岩宮駅が海の中に鳥居の建つ特殊な構造である岩宮神社の加護のためか、台風など自然災害の際にも高波に襲われたことがないのに対し、この久義浜駅は度々災害の影響を受けており、過去に何度か駅自体が閉鎖されたことがある。父川~久義浜間が運転見合わせとなることも少なくない。特に台風被害により浸水被害が多発しており、そのたびに駅設備の一部が錆びるということが発生しているため、その修理によって現在、祭神線内では最も駅舎の新しい駅となっている。

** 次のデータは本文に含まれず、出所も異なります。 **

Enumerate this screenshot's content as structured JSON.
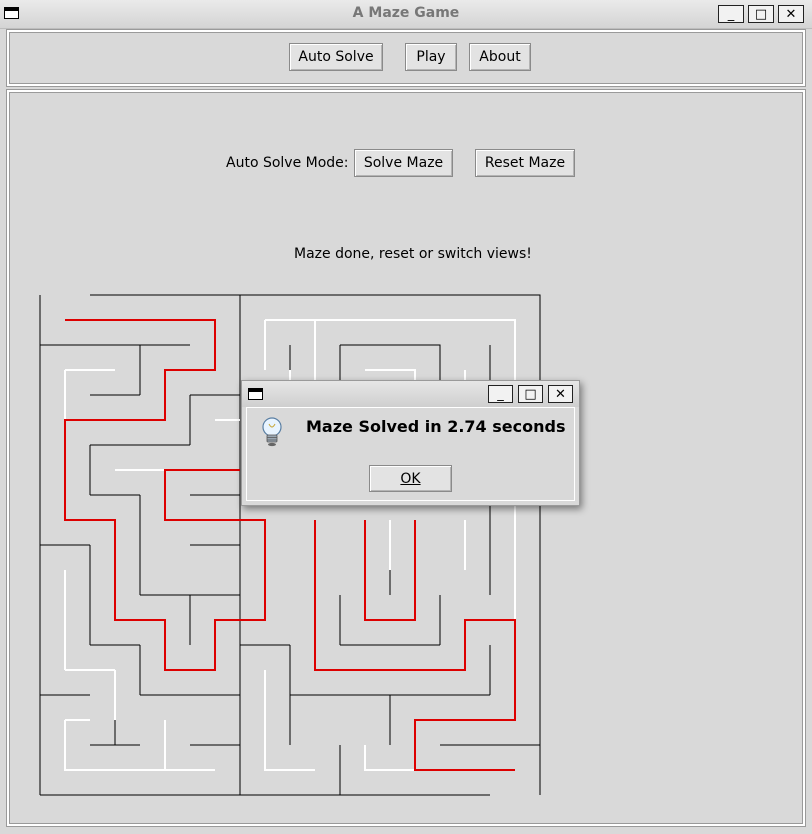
{
  "window": {
    "title": "A Maze Game",
    "controls": {
      "minimize": "_",
      "maximize": "□",
      "close": "✕"
    }
  },
  "toolbar": {
    "auto_solve": "Auto Solve",
    "play": "Play",
    "about": "About"
  },
  "mode_bar": {
    "label": "Auto Solve Mode:",
    "solve": "Solve Maze",
    "reset": "Reset Maze"
  },
  "status": {
    "text": "Maze done, reset or switch views!"
  },
  "colors": {
    "wall": "#000000",
    "visited": "#ffffff",
    "solution": "#dd0000"
  },
  "dialog": {
    "message": "Maze Solved in 2.74 seconds",
    "ok": "OK",
    "icon": "lightbulb-icon"
  }
}
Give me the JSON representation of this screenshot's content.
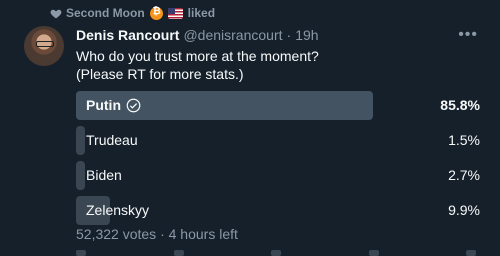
{
  "social_context": {
    "actor": "Second Moon",
    "action": "liked"
  },
  "tweet": {
    "author_name": "Denis Rancourt",
    "author_handle": "@denisrancourt",
    "separator": "·",
    "time": "19h",
    "text_line1": "Who do you trust more at the moment?",
    "text_line2": "(Please RT for more stats.)"
  },
  "poll": {
    "options": [
      {
        "label": "Putin",
        "percent_text": "85.8%",
        "percent": 85.8,
        "winner": true
      },
      {
        "label": "Trudeau",
        "percent_text": "1.5%",
        "percent": 1.5,
        "winner": false
      },
      {
        "label": "Biden",
        "percent_text": "2.7%",
        "percent": 2.7,
        "winner": false
      },
      {
        "label": "Zelenskyy",
        "percent_text": "9.9%",
        "percent": 9.9,
        "winner": false
      }
    ],
    "votes": "52,322 votes",
    "footer_separator": "·",
    "time_left": "4 hours left"
  },
  "colors": {
    "background": "#15202b",
    "bar": "#3a4651",
    "winner_bar": "#435362",
    "muted_text": "#8b98a5"
  },
  "icons": {
    "liked": "heart-icon",
    "more": "more-icon",
    "winner": "check-circle-icon"
  }
}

付近では最大規模の海水浴場が駅からすぐのところに位置している。隣の岩宮駅の近くにも同様の海水浴場は存在するが、小規模な上岩宮神社参拝客とのトラブルを避けるため、こちらの海水浴場を使用することが推奨されている。
本作の主人公・西野紫陽花の最寄り駅である。駅の北側に広がる住宅地の一角に住んでおり、駅からは歩いて五分ほどである。ちなみに駅構内には地元のテレビでよく取り上げられるドーナツ屋さんがあり、そこの店長のおばちゃんにはよくお世話になっている。
@久義浜海水浴場
周辺では最大の規模を誇る海水浴場。古くから遠くを望める景勝地として有名だったが、高度経済成長期にかけてこの近辺で海水浴を楽しむ人が増加し、結果として市が海水浴場の設置に踏み切った。
そもそも駅の設置は駅の北側にて開発が進んでいた文化住宅地に合わせたものであり、海水浴場の開設は反対意見も多かった。実際開設以後祭神線を利用してここを訪れる客が爆発的に増加し、そのマナーの悪さは市議会でも何度も取り上げられていた。その結果景観維持が最優先され、施設内では海水浴場としては現在の基準でもかなり厳しい規則が定められているほか、「久義浜駅で降りる」場合の運賃が少し高めに設定されている(久義浜駅を通って二つ隣の父川駅や稲原駅に向かう場合より、100円ほど高くなる)。ただし隣の大国駅からの距離が比較的近く、そこで降りて歩いてくる客も同様に増加したため、来場者数自体に目立った変化はない。